Diversity and inclusion are hard, especially in tech. Doing them right means agreeing on values, setting standards, calling out bad behavior, and sometimes firing people. At Project Include, we call it getting comfortable being uncomfortable with the hard work of reshaping a homogeneous industry.
Today, we struggle to rationalize Peter Thiel’s power and influence as he moves further and further out there. We were confused by his seasteading funding, angered by his negative views on women’s voting rights, amused by his reported fixation with living to 120, and annoyed by his keynoting the Republican National Convention.
But we are completely outraged to read about Thiel donating $1.25 million to Trump, “apparently unfazed by the storm around the candidate in the last week following the broadcasting of lewd conversations.”

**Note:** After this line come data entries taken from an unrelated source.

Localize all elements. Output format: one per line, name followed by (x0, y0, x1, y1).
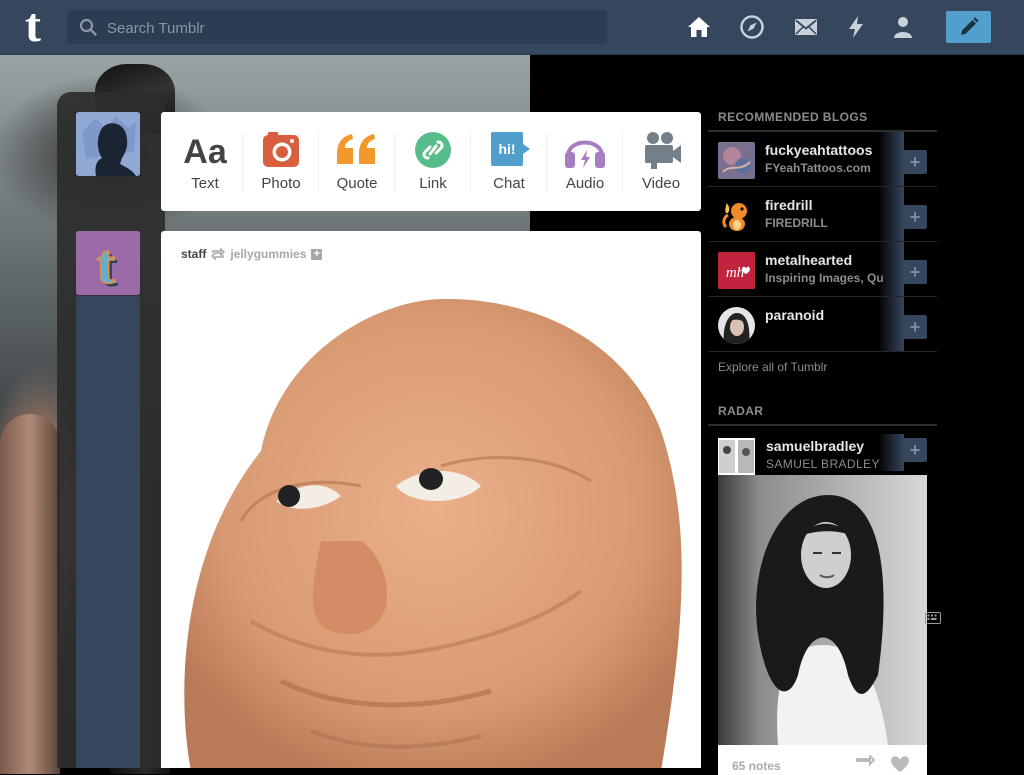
reblog-icon[interactable] (854, 755, 876, 771)
text-icon: Aa (183, 133, 228, 170)
post-type-text[interactable]: Aa Text (167, 112, 243, 211)
radar-follow-button[interactable]: + (903, 438, 927, 462)
avatar-rail-strip (76, 296, 140, 768)
svg-text:hi!: hi! (498, 141, 515, 157)
post-type-link[interactable]: Link (395, 112, 471, 211)
radar-fade (878, 434, 904, 471)
activity-icon[interactable] (843, 14, 869, 40)
staff-avatar[interactable]: t t (76, 231, 140, 295)
svg-text:Aa: Aa (183, 133, 228, 170)
blog-fade (878, 242, 904, 296)
blog-name[interactable]: paranoid (765, 307, 824, 323)
post-type-link-label: Link (419, 175, 447, 192)
reblog-icon (211, 248, 226, 260)
background-figure-arm (0, 414, 60, 774)
compose-button[interactable] (946, 11, 991, 43)
post-type-quote[interactable]: Quote (319, 112, 395, 211)
post-image[interactable] (161, 291, 701, 768)
paranoid-thumbnail (718, 307, 755, 344)
recommended-blog-item[interactable]: fuckyeahtattoos FYeahTattoos.com + (708, 132, 937, 187)
post-author[interactable]: staff (181, 247, 206, 261)
inbox-icon[interactable] (793, 14, 819, 40)
keyboard-shortcuts-icon[interactable] (925, 612, 941, 624)
top-header: t (0, 0, 1024, 55)
post-type-chat[interactable]: hi! Chat (471, 112, 547, 211)
post-type-audio[interactable]: Audio (547, 112, 623, 211)
tumblr-logo[interactable]: t (13, 2, 53, 50)
notes-count[interactable]: 65 notes (732, 759, 781, 773)
quote-icon (337, 134, 375, 164)
follow-blog-button[interactable]: + (903, 315, 927, 339)
blog-avatar-metalhearted[interactable]: mh (718, 252, 755, 289)
svg-text:t: t (97, 234, 116, 295)
blog-name[interactable]: metalhearted (765, 252, 852, 268)
right-sidebar: RECOMMENDED BLOGS fuckyeahtattoos FYeahT… (708, 100, 937, 478)
pencil-icon (961, 17, 979, 35)
blog-fade (878, 132, 904, 186)
post-type-photo[interactable]: Photo (243, 112, 319, 211)
like-heart-icon[interactable] (890, 755, 910, 773)
video-camera-icon (645, 132, 681, 169)
radar-blog-name[interactable]: samuelbradley (766, 438, 864, 454)
explore-link[interactable]: Explore all of Tumblr (708, 352, 937, 394)
blog-fade (878, 187, 904, 241)
post-type-quote-label: Quote (336, 175, 378, 192)
camera-icon (263, 132, 299, 167)
blog-fade (878, 297, 904, 351)
dashboard-post: staff jellygummies + (161, 231, 701, 768)
blog-avatar-tattoo[interactable] (718, 142, 755, 179)
recommended-blog-item[interactable]: firedrill FIREDRILL + (708, 187, 937, 242)
post-type-chat-label: Chat (493, 175, 525, 192)
search-icon (79, 18, 97, 36)
follow-blog-button[interactable]: + (903, 150, 927, 174)
recommended-blog-item[interactable]: mh metalhearted Inspiring Images, Qu + (708, 242, 937, 297)
blog-name[interactable]: fuckyeahtattoos (765, 142, 872, 158)
post-type-bar: Aa Text Photo Quote Link hi! Chat Audio … (161, 112, 701, 211)
follow-reblogged-button[interactable]: + (311, 248, 323, 260)
radar-portrait (718, 475, 927, 745)
user-avatar-silhouette (76, 112, 140, 176)
user-avatar[interactable] (76, 112, 140, 176)
post-type-video[interactable]: Video (623, 112, 699, 211)
radar-blog-thumbnail (718, 438, 755, 475)
radar-post-image[interactable] (718, 475, 927, 745)
search-bar[interactable] (67, 10, 607, 46)
recommended-blogs-title: RECOMMENDED BLOGS (708, 100, 937, 132)
post-type-photo-label: Photo (261, 175, 301, 192)
post-type-video-label: Video (641, 175, 681, 192)
recommended-blog-item[interactable]: paranoid + (708, 297, 937, 352)
radar-blog-title: SAMUEL BRADLEY (766, 457, 880, 471)
radar-post-footer: 65 notes (718, 745, 927, 775)
tattoo-thumbnail (718, 142, 755, 179)
explore-icon[interactable] (739, 14, 765, 40)
blog-avatar-paranoid[interactable] (718, 307, 755, 344)
metalhearted-logo: mh (718, 252, 755, 289)
chat-icon: hi! (491, 132, 530, 166)
radar-blog-item[interactable]: samuelbradley SAMUEL BRADLEY + (708, 434, 937, 478)
blog-name[interactable]: firedrill (765, 197, 812, 213)
radar-blog-avatar[interactable] (718, 438, 755, 475)
post-header: staff jellygummies + (181, 247, 323, 261)
home-icon[interactable] (686, 14, 712, 40)
follow-blog-button[interactable]: + (903, 205, 927, 229)
headphones-icon (565, 140, 605, 168)
search-input[interactable] (105, 10, 599, 46)
follow-blog-button[interactable]: + (903, 260, 927, 284)
charmander-thumbnail (718, 197, 755, 234)
blog-avatar-firedrill[interactable] (718, 197, 755, 234)
metalhearted-logo-text: mh (726, 265, 744, 281)
link-icon (415, 132, 451, 168)
post-type-audio-label: Audio (565, 175, 605, 192)
account-icon[interactable] (890, 14, 916, 40)
staff-avatar-logo: t t (76, 231, 140, 295)
reblogged-from[interactable]: jellygummies (230, 247, 306, 261)
radar-title: RADAR (708, 394, 937, 426)
post-type-text-label: Text (191, 175, 219, 192)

While all of us believe in the ideas of free speech and open platforms, we draw a line here. We agree that people shouldn’t be fired for their political views, but
this isn’t a disagreement on tax policy, this is advocating hatred and violence.

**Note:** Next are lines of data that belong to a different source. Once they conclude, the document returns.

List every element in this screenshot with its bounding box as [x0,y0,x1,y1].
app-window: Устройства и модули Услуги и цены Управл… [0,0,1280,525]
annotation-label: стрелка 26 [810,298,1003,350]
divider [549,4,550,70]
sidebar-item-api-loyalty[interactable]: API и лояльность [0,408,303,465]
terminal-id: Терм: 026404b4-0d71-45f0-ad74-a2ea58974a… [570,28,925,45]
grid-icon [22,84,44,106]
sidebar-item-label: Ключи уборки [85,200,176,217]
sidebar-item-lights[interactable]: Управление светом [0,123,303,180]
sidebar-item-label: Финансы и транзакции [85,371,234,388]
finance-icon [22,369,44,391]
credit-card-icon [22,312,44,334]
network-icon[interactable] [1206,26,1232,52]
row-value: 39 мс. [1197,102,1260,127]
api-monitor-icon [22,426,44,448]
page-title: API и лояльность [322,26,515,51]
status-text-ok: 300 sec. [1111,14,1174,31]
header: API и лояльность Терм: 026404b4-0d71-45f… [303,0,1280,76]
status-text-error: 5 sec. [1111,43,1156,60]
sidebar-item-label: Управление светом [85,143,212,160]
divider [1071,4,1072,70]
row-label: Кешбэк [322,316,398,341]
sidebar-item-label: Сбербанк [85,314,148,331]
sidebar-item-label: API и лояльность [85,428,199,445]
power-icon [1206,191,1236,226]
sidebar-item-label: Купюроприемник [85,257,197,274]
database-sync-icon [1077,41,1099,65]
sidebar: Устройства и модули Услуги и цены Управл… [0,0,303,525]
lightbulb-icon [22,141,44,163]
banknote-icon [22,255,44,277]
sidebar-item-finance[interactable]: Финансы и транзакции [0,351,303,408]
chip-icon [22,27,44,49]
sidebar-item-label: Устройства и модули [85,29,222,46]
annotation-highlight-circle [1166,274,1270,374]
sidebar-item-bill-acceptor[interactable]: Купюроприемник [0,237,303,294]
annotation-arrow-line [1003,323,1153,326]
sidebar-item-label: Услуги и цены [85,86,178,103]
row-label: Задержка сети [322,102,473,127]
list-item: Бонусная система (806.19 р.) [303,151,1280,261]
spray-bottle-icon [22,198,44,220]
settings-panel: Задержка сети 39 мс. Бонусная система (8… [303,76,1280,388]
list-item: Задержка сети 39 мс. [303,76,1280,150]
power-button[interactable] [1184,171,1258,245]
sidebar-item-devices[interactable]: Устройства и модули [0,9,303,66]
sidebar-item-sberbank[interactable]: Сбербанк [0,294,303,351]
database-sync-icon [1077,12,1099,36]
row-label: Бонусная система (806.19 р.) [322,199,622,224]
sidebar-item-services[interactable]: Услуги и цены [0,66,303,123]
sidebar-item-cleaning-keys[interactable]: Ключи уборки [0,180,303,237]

And donating $1.25 million is a lot more than speech.
Money is power.
Giving more power to someone whose ascension and behavior strike fear into so many people is unacceptable. His attacks on Black, Mexican, Asian, Muslim, and Jewish people, on women, and on others are more than just political speech; fueled by hate and encouraging violence, they make each of us feel unsafe.
At Project Include, our mission is to give everyone a fair chance to succeed in the workplace. “Everyone” means all groups to us, but we draw a line at individuals who fund violence and hate. We believe differences should be bridged with tolerance and empathy, not amplified by rage and fear. Diversity and inclusion are the source of open discussions and better decisions.
YC has cited many reasons for leaving Thiel in his current role, some of which we can understand. We at Project Include have no direct relationship with Thiel, so it is easier for us to explicitly distance ourselves from him.
We have hope for YC; YC has openly acknowledged bias and harassment problems in tech, and it has made progress in diversity and inclusion in its own organization over the last few years. We saw an opportunity to work with YC companies interested in building vibrant and diverse organizations, and we actively invited YC as a contributor to our VC Include program to gain access to its nearly 1,000 companies and CEOs, who are greatly admired and emulated.
But Thiel’s actions are in direct conflict with our values at Project Include. Because of his continued connection to YC, we are compelled to break off our relationship with YC. We hope this situation changes, and that we are both willing to move forward together in the future. Today it is clear to us that our values are not aligned.
Sometimes hard decisions aren’t that hard after all.